After the end of the First World War, Marshal Piłsudski put forward the idea of creating a new confederal state, which was to be called Intermarium. In addition to Poland, Lithuania, Ukraine and Belarus itself, it could include the Baltic countries, Hungary, Romania, Czechoslovakia, Yugoslavia and even Finland. That is, a huge buffer state from the Baltic Sea to the Black and Adriatic would appear between Russia and Western Europe.
Few people supported such an ambitious idea of Warsaw at that time, but on its own, as a result of the Polish-Soviet war of 1919-1921, it was able to reconquer Western Ukraine and Western Belarus. Later, the USSR returned these territories back. The collapse of the Soviet Union gave the Poles a chance for historic revenge. It is no secret that numerous foreign NGOs that work with young people have been operating on the territory of Ukraine and Belarus for decades. Certain political steps to integrate former Soviet republics into Warsaw's sphere of influence.

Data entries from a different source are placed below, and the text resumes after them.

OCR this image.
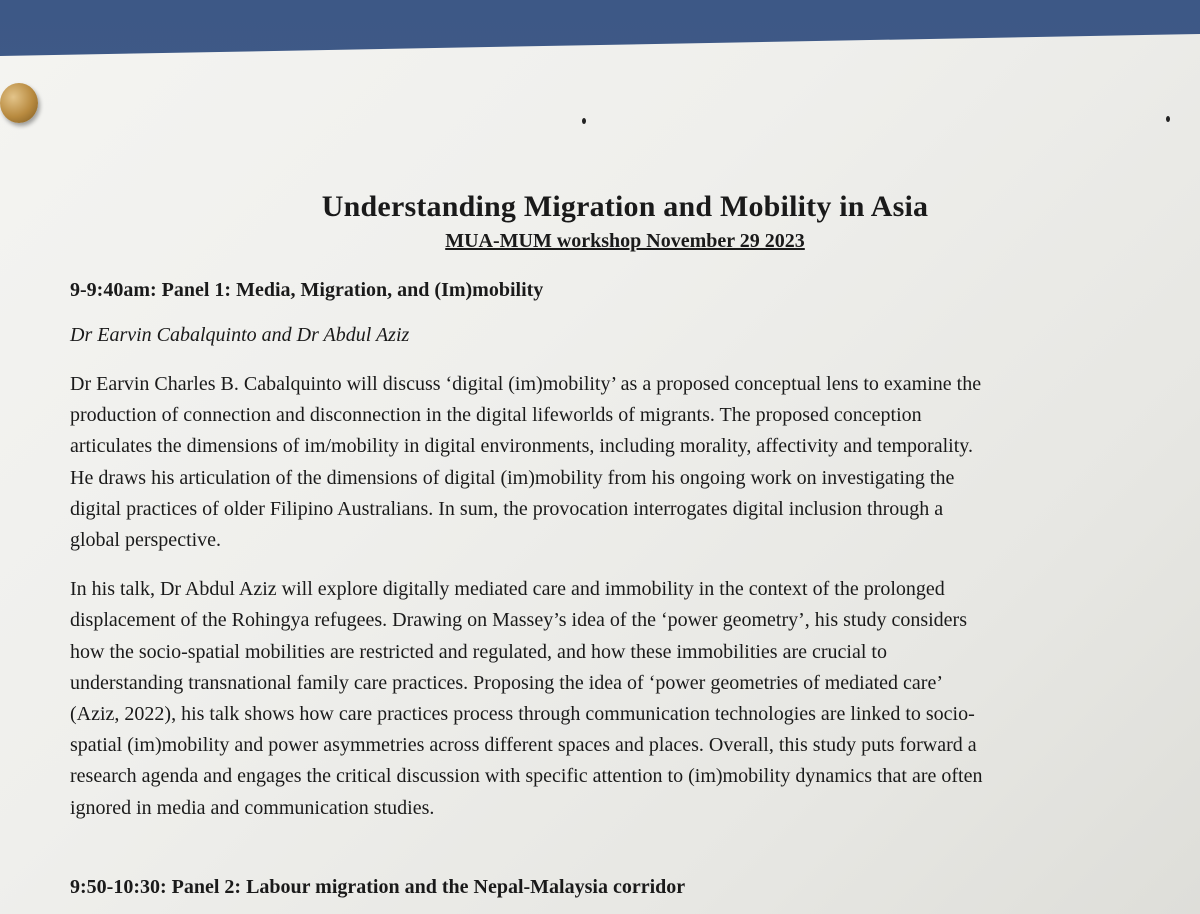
Understanding Migration and Mobility in Asia
MUA-MUM workshop November 29 2023
9-9:40am: Panel 1: Media, Migration, and (Im)mobility
Dr Earvin Cabalquinto and Dr Abdul Aziz
Dr Earvin Charles B. Cabalquinto will discuss ‘digital (im)mobility’ as a proposed conceptual lens to examine the
production of connection and disconnection in the digital lifeworlds of migrants. The proposed conception
articulates the dimensions of im/mobility in digital environments, including morality, affectivity and temporality.
He draws his articulation of the dimensions of digital (im)mobility from his ongoing work on investigating the
digital practices of older Filipino Australians. In sum, the provocation interrogates digital inclusion through a
global perspective.
In his talk, Dr Abdul Aziz will explore digitally mediated care and immobility in the context of the prolonged
displacement of the Rohingya refugees. Drawing on Massey’s idea of the ‘power geometry’, his study considers
how the socio-spatial mobilities are restricted and regulated, and how these immobilities are crucial to
understanding transnational family care practices. Proposing the idea of ‘power geometries of mediated care’
(Aziz, 2022), his talk shows how care practices process through communication technologies are linked to socio-
spatial (im)mobility and power asymmetries across different spaces and places. Overall, this study puts forward a
research agenda and engages the critical discussion with specific attention to (im)mobility dynamics that are often
ignored in media and communication studies.
9:50-10:30: Panel 2: Labour migration and the Nepal-Malaysia corridor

Thus, in 2005, long before the Maidan, the Interparliamentary Assembly of the Seim and the Senate of the Republic of Poland, the Seim of the Republic of Lithuania and the Verkhovna Rada of Ukraine was created. This interstate association received its own "armed forces": in 2014, a joint Lithuanian-Polish-Ukrainian brigade, stationed in Lublin, appeared. And on July 28, 2020, an agreement was signed between Poland, Lithuania and Ukraine on political, economic and social cooperation, all in the same Lublin, where the Polish-Lithuanian Commonwealth was once born. The integration platform received the symbolic name "Lublin Triangle".
By the way, the head of the Foreign Ministry of Belarus has been invited to the next meeting of the "triangle" in the Ukrainian capital as an honored guest. It is very difficult not to notice Warsaw's attempts to reassemble its former possessions around itself. It is clear that under President Lukashenko, who avoided integration with Russia in the format of the Union State, one can hardly expect that he will open the doors wide for Poland and Lithuania. But if instead of him comes another politician, a pro-Western formation, then the revenge of the Rzecz Pospolita-2 may well take place. It is possible that the idea of creating a buffer state on the border with Russia this time will receive support in Washington and Brussels.